Actionable Takeaways

  1. For any China-based company filing a Form F-1 or Form 20-F in 2025, the audit committee must obtain a written representation from the external auditor confirming that the PCAOB’s inspection access was not restricted by any PRC authority, and this representation must be filed as an exhibit to the annual report.
  2. The company’s data classification catalogue under DSL Article 21 must be reviewed by PRC legal counsel and summarised in the SEC filing’s risk factors section, specifically identifying any data categories that the company has designated as “important data” and the implications for cross-border transfer.
  3. For VIE-structured issuers, the VIE agreements must be amended to include a specific clause requiring the onshore operating company to comply with all data localisation and cross-border transfer laws, and this clause must be disclosed in both the SEC filing and the HKEX prospectus.
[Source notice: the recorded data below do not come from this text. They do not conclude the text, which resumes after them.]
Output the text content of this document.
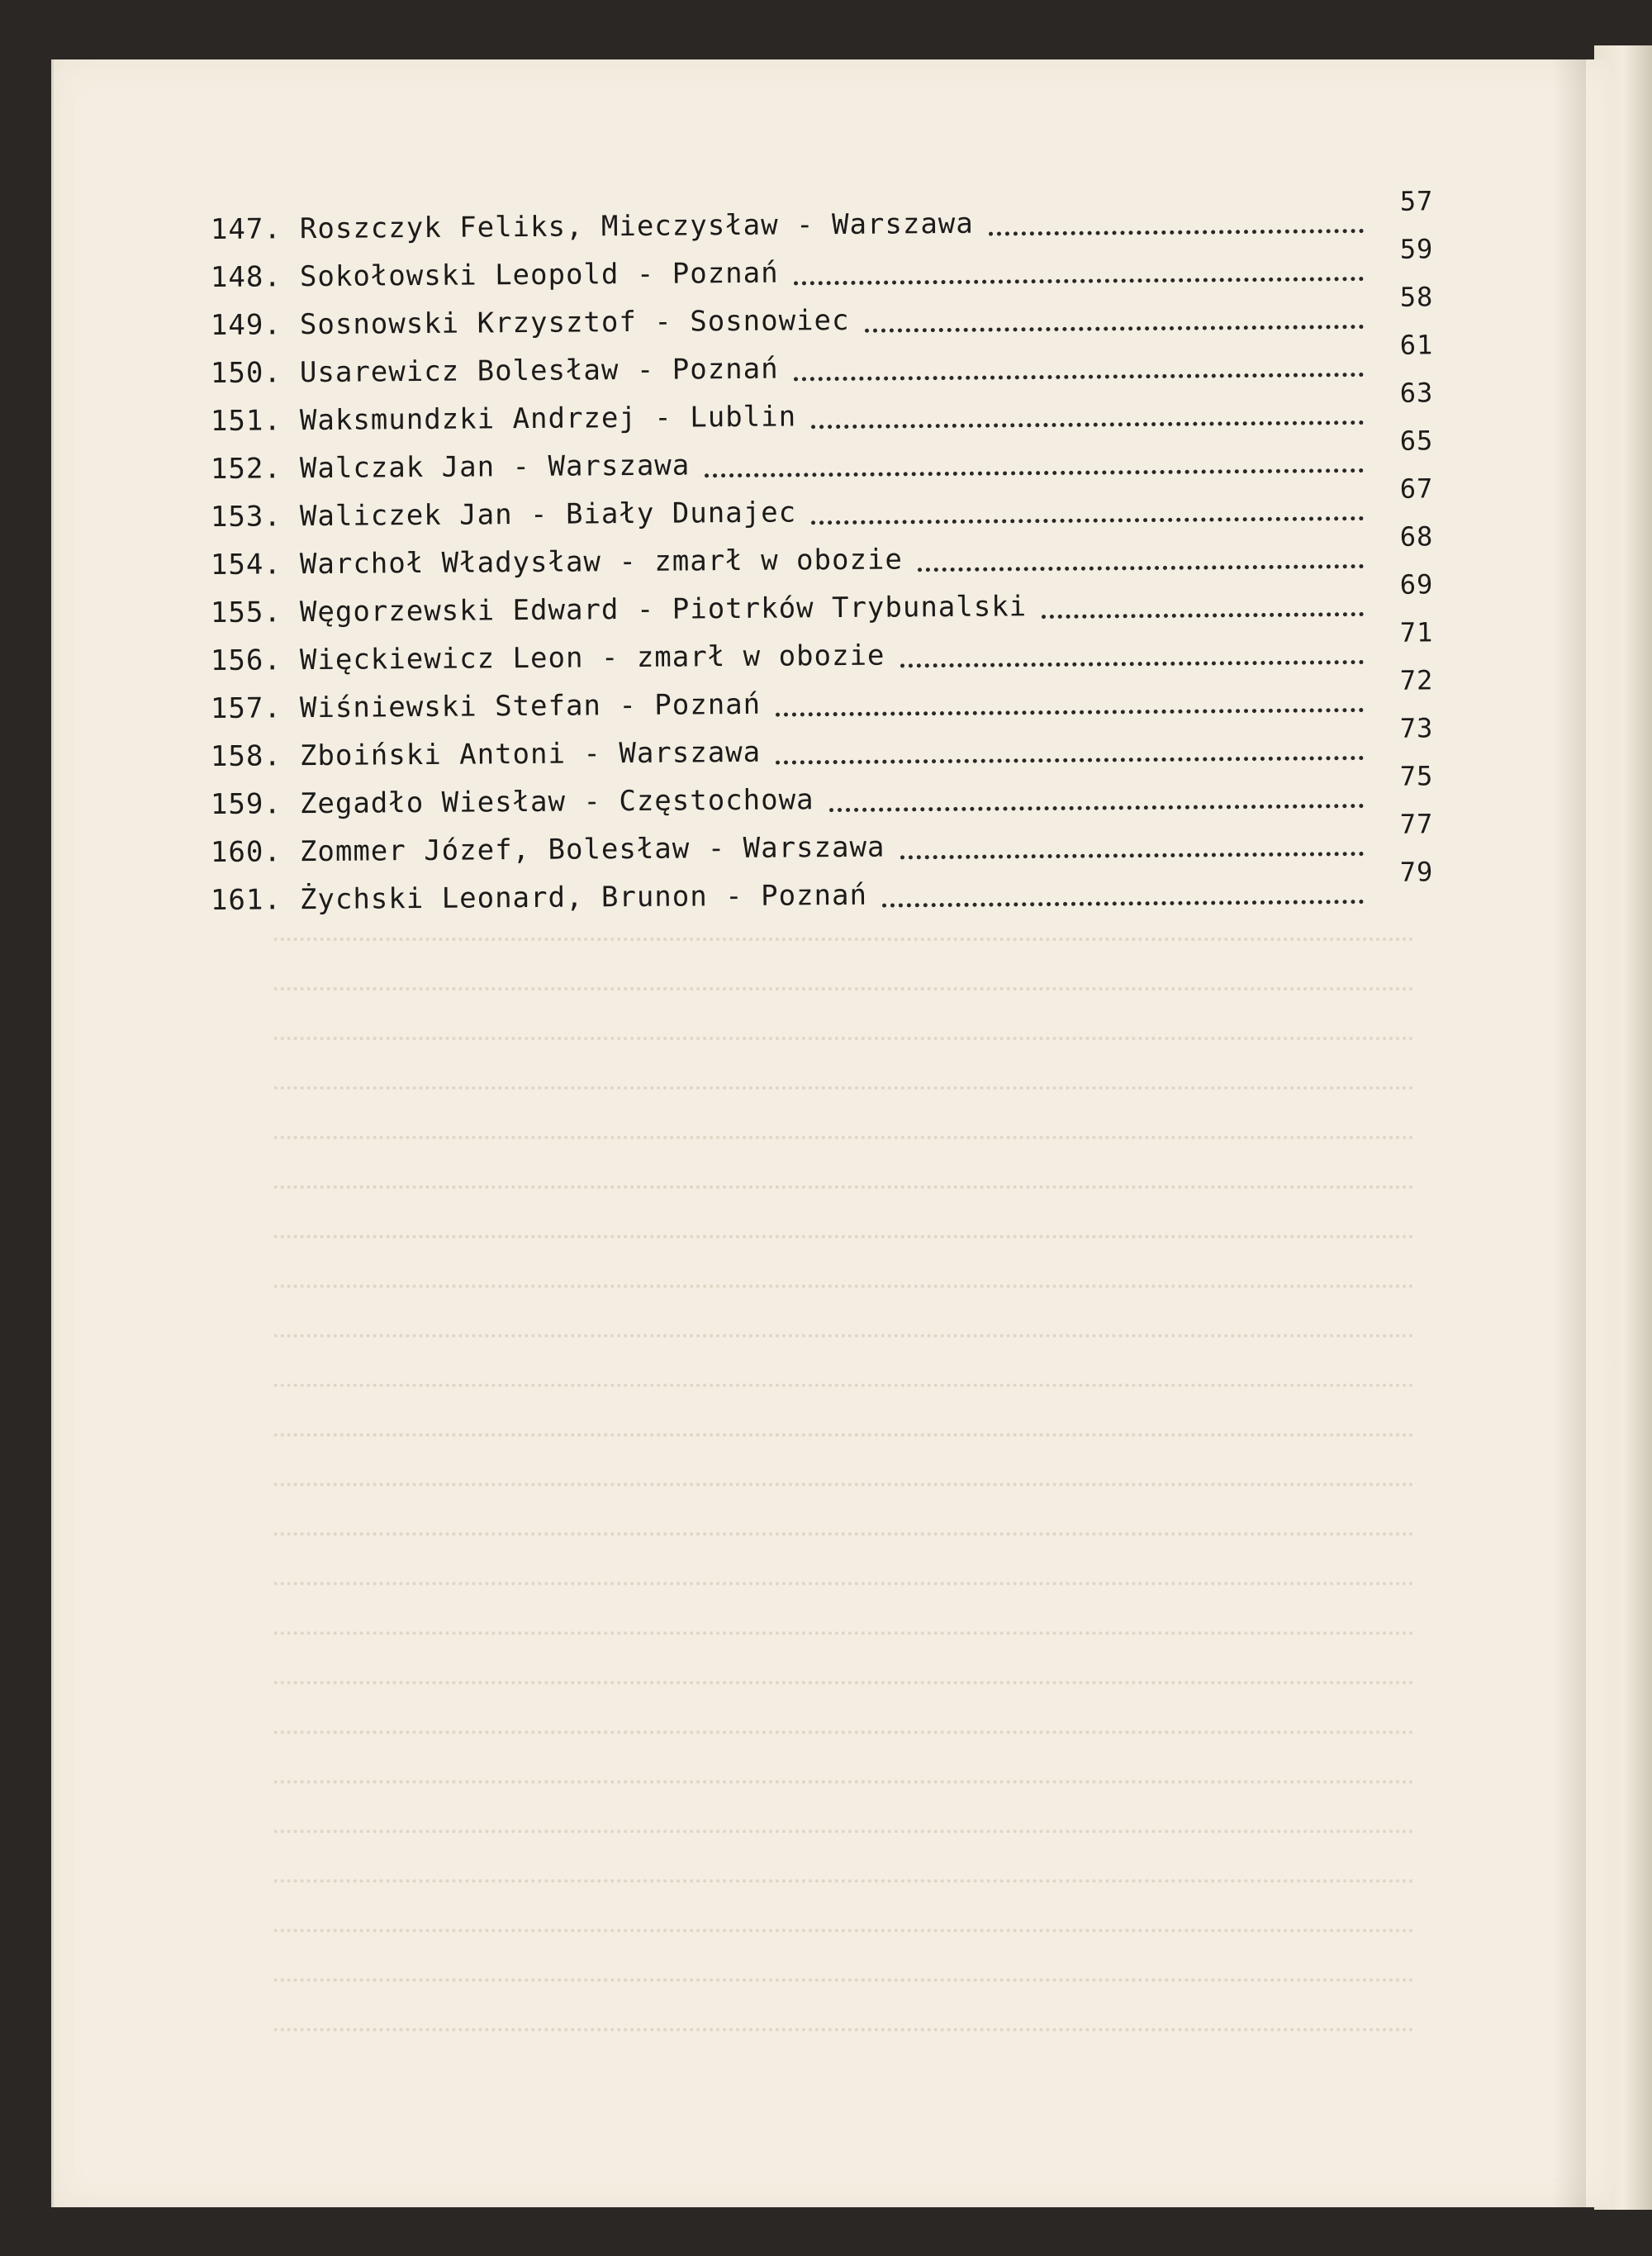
147. Roszczyk Feliks, Mieczysław - Warszawa
57
148. Sokołowski Leopold - Poznań
59
149. Sosnowski Krzysztof - Sosnowiec
58
150. Usarewicz Bolesław - Poznań
61
151. Waksmundzki Andrzej - Lublin
63
152. Walczak Jan - Warszawa
65
153. Waliczek Jan - Biały Dunajec
67
154. Warchoł Władysław - zmarł w obozie
68
155. Węgorzewski Edward - Piotrków Trybunalski
69
156. Więckiewicz Leon - zmarł w obozie
71
157. Wiśniewski Stefan - Poznań
72
158. Zboiński Antoni - Warszawa
73
159. Zegadło Wiesław - Częstochowa
75
160. Zommer Józef, Bolesław - Warszawa
77
161. Żychski Leonard, Brunon - Poznań
79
  4. The sponsor’s due diligence workstream for a Hong Kong IPO of a China-based company must include a review of the CAC security assessment approval, if applicable, and the sponsor’s report must explicitly address the SFC’s March 2025 circular on data security.
  5. Companies with a pending SEC review should proactively engage the SEC’s Division of Corporation Finance through a pre-filing conference to discuss the data security disclosure framework, as the SEC has indicated a willingness to provide guidance on the scope of required disclosures in such meetings.